Ah la la, heureusement que leur chambre est au rez-de-chaussée, loin de la mienne, sinon, je suis sûr que j’aurais été dérangé par des nuisances nocturnes encore plus frustrantes du fait que moi, je suis à la diète depuis notre arrivée ici. Peut-être que je devrais tirer un trait sur Sarah et me lancer vers d’autres aventures ? Ou alors, me faire moine. Je crois que je pourrais facilement devenir le premier moine basketteur de la NBA…
J’en suis là de mes réflexions quand j’entre dans ma chambre et dépose mes affaires sur mon petit bureau. Lorsque je me retourne vers mon lit, je suis surpris de découvrir que la place est occupée. Et pas par une personne, mais deux ! Mais que font-elles là ? Pourquoi ont-elles décidé d’occuper mon lit ? Je les observe et suis attendri par le spectacle qu’elles m’offrent.

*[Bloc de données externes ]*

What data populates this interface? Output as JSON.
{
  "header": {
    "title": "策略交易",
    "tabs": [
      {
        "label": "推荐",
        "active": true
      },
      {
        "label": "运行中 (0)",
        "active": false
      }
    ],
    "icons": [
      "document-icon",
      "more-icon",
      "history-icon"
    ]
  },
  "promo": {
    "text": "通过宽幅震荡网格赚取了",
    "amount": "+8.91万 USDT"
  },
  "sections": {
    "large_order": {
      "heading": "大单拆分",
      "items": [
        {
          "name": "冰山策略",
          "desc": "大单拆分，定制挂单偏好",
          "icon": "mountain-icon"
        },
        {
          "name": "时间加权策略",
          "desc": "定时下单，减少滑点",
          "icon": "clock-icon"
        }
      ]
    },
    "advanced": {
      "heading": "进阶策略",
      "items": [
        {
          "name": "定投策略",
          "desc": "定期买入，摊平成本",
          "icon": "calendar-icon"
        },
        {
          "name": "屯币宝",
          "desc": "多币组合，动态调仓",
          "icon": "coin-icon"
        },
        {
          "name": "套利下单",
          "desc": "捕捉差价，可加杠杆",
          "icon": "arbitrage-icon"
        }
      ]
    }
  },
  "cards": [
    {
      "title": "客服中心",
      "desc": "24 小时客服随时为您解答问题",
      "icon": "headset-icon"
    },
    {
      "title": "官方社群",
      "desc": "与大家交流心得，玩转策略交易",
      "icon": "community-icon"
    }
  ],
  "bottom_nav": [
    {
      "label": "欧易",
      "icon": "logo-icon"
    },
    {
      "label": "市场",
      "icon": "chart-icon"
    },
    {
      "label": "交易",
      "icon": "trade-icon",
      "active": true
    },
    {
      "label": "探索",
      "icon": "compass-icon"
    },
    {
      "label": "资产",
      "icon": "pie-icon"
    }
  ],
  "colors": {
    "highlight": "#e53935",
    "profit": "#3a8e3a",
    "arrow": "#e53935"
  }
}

Jude porte son pyjama licorne, avec des arcs-en-ciel qui parsèment son corps. Elle est couchée sur le dos, les bras croisés sur le ventre. Elle doit être en train de rêver car ses petites jambes bougent légèrement dans son sommeil. A ses côtés, un bras autour de l’épaule de ma sœur, Sarah est allongée. Elle est vêtue d’un de mes maillots de basket trop grand pour elle et d’une petite culotte en dentelle dont le raffinement jure un peu avec le haut sportif. Ses longues jambes sont magnifiques, tout comme le reste d’ailleurs. Je me demande ce que je dois faire : les réveiller ? Aller dormir dans le lit de Sarah vu que le mien est occupé ? Je me décide sur un entre deux et me déshabille sans faire de bruit. Je fais un rapide passage par la salle de bain et enfile mon short de pyjama avant d’aller me coucher derrière les deux filles, sur le petit espace accessible du lit. Mais je ne dois pas être assez discret car immédiatement, Sarah se réveille et s’étire.
— Oh, désolé de te réveiller, mais je crois que c’est mon lit, chuchoté-je dans son oreille.
— Vraiment ? murmure-t-elle. Je crois qu’avec Jude, on va se battre pour ton matelas, en fait. Il rebondit bien pour faire du trampoline, ta sœur a adoré.
— Tu veux essayer de le faire rebondir avec une autre activité ?
Je sais que je la provoque alors qu’on ne peut rien faire car Jude est juste à côté, mais cela m’amuse… Et m’excite. Je passe une main sous le maillot qu’elle porte et caresse doucement son sein sans qu’elle ne me repousse.
— Bien sûr, allez, je t’attends, me provoque-t-elle. Par contre, vas-y mollo, pas sûre que ta sœur apprécie le tour de manège.
— Tu sais que tu me fais très envie ? On va dans ta chambre ? demandé-je en la sentant s’amuser à frotter ses fesses contre mon érection.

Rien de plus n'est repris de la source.